I want to be clear I am not affiliated with anyone, but I've been looking at this unit:


I looked at its manual in detail, and it appears to have an option to disable the MPPT function totally, which if I'm reading that right, is kinda interesting:

1698846304421.png

Maybe I'm over thinking it, but I've been warned by multiple people now I should think twice before connecting my EV's battery to an MPPT solar input on an inverter, yet I see tons and tons of people doing it with success on projects like this, primarily using Nissan Leaf battery assembles.

 
Maybe I'm over thinking it, but I've been warned by multiple people now I should think twice before connecting my EV's battery to an MPPT solar input on an inverter, yet I see tons and tons of people doing it with success on projects like this, primarily using Nissan Leaf battery assembles.
plz share links or elaborate on these warnings. I am about to bench test this set up. Thx
 
plz share links or elaborate on these warnings. I am about to bench test this set up. Thx
There were concerns earlier in this very thread, and I've received some warnings from various folks in the DIY community. Again, I do not know how serious to take them given the amount of people I see doing second-life projects now for home storage with EV batteries + off grid inverters.

As for elaboration, I believe their concern(s) revolve around potential ramp rate issues.
 
Wow! The EG4 6000XP is the inverter I'm waiting for as you can see the title of this thread. Thanks.
Please let us know if this work well with your EV and don't hesitate to ask if you need more Bolt details.
 
Wow! The EG4 6000XP is the inverter I'm waiting for as you can see the title of this thread. Thanks.
Please let us know if this work well with your EV and don't hesitate to ask if you need more Bolt details.
just picked up a relatively inexpensive PowMr 5.5K 48v, $299+$45 shipping, discontinued model I guess. The first thing I insisted was to remove the N-G screw, it took a few back/forth Whatsapp messaging to convince PowMr that it is necessary. Now I can use an autotransformer to get proper split phase for US grid. It's probably the same screw in your PowMr 24v, I can post a pix if you want.

I'm bench testing it right now, and am quite happy that the AC-OUT is able to AC-couple an Enphase M215 (in an uncontrolled manner, ie no throttling). In fact, a surprising discovery is the AC-OUT side can flow & charge back to the 48v battery. PowMr is surprised too. But it kinda makes sense because in line-mode, the AC-IN and AC-OUT are direct connection.
 
Wow! The EG4 6000XP is the inverter I'm waiting for as you can see the title of this thread. Thanks.
Please let us know if this work well with your EV and don't hesitate to ask if you need more Bolt details.
If I do buy it, I'll let you know and update this thread. Its one of those things I "don't really need, but would like". I have an Enphase based PV array on my home, and would love some home backup/storage options given how often I've been losing power lately, but its kinda offends me that between my Bolt and Tesla Model 3 LR I have what.... 140kWh gross of battery sitting in my garage on wheels. So while doing a "Bolt Battery Backup" feels like the right move, .... I think you get my meaning :D

But yah the That EG4 unit (actually made by Luxpower) seems to be everything I want, and everyone says no need for an auxiliary battery with it.

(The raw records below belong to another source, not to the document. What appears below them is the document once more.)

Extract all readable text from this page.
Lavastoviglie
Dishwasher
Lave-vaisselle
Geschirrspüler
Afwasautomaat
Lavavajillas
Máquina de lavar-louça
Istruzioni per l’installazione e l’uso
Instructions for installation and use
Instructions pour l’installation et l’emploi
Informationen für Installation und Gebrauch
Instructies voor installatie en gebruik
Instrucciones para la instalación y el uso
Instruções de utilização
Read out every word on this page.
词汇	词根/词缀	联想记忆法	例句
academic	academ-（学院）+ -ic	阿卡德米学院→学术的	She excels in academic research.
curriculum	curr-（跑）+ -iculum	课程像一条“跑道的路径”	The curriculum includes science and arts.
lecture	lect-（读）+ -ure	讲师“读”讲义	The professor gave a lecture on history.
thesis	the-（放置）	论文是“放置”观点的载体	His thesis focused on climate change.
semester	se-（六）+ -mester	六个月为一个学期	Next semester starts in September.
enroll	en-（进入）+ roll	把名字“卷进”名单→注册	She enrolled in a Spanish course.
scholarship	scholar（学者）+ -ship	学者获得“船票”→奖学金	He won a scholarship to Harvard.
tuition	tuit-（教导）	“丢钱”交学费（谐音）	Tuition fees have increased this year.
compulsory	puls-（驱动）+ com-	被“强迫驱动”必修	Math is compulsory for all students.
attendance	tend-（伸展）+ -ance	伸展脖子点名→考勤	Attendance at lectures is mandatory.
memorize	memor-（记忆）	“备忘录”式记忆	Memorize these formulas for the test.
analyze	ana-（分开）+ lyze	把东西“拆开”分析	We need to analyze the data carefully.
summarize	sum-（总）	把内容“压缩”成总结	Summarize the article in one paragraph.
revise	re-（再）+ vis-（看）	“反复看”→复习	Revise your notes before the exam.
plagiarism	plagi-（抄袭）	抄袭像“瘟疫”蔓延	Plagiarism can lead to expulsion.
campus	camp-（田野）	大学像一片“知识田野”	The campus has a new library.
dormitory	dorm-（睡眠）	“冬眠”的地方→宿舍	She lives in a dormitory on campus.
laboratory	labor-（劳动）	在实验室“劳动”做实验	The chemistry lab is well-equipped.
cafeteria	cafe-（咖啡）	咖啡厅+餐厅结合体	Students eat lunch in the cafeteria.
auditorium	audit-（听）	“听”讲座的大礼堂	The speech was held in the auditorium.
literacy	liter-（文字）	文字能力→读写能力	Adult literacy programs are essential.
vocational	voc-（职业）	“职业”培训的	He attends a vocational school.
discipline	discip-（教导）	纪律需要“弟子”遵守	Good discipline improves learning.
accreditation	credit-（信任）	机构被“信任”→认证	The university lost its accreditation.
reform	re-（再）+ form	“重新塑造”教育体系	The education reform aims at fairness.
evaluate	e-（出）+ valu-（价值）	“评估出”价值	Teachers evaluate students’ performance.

One clarification I will ask, your "Vanabolt" hehe ... the car is not shutting itself down due to perceived parasitic draw on the AC HV output? I saw an post in this thread on that, but it wasn't clear the outcome to me.

I can say for sure the car doesn't care if the heater is unplugged idle. My car literally sat there for hours in my test and never did it log a code lol. I have GDS2 so I scanned it with that.